却依旧被精神污染折磨痛苦不堪,那双皮包骨的手死死攥着栏杆,喉咙里滚着压抑的低吟。

中间的那个看着没这么严重,手上多少还有些肉,但也一直承受着痛苦。

最里侧的那个看起来最重,已经痛得毫无无意识可以,只能疯狂地捶打床板。

他手上的束缚带勒得很紧,眼底翻着混沌红丝。

……

这六名战士旁边的每一台仪器屏幕都在疯狂跳动。

刁院长舔着脸,“小姜同志,您看先从哪边开始?”

姜枝皱了皱眉。

她放出异能,感受着几名战士的精神力状况。

其中有一名的精神力已经弱得像风中残烛,随时有可能熄灭。

姜枝心一紧,她走到那个看起来不算太重的战士面前。

李主任以为她不懂判断病情,连忙提醒道:“姜同志,这名战士看着情况比其他几位稳定,要不先治疗旁边这位?”

李主任说的旁边那位瘦得像皮包骨一样的战士。

姜枝摇摇头,“他不是最重的。

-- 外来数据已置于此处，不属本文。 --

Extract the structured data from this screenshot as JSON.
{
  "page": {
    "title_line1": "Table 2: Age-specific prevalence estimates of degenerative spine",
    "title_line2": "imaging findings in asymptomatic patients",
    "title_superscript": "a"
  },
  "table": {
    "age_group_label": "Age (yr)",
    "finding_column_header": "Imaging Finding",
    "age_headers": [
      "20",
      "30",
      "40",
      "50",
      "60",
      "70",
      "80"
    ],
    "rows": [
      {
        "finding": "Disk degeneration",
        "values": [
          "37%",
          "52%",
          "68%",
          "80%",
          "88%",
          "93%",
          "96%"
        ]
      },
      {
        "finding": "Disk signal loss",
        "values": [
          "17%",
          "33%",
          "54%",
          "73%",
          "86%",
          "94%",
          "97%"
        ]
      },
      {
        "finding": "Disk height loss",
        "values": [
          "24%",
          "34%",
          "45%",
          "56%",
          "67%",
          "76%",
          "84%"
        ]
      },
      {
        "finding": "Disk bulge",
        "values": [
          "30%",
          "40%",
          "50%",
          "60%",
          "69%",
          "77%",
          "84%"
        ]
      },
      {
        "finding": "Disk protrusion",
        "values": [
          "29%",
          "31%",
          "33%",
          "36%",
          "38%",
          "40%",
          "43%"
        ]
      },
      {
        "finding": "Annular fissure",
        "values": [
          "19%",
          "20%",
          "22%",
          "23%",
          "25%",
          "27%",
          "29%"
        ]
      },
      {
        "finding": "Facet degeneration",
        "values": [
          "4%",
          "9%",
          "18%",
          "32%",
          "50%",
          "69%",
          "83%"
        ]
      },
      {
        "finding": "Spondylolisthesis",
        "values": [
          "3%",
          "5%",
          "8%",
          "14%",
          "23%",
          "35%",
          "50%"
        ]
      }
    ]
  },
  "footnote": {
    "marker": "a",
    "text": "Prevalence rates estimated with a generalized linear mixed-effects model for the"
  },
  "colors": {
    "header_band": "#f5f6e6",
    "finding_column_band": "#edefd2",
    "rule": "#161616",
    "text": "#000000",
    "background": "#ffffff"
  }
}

”

她的目光落回在那名精神力孱弱的战士身上:“他看着安静,是精神池快碎了,连挣扎的力气都没了,再拖下去就算救回来也是废人。”

她指了指旁边瘦脱形的战士,“那位看着重,但精神力还算稳定,压下去不难。先救这个,他没时间等。”

李主任狐疑地看着一旁的生命监测仪。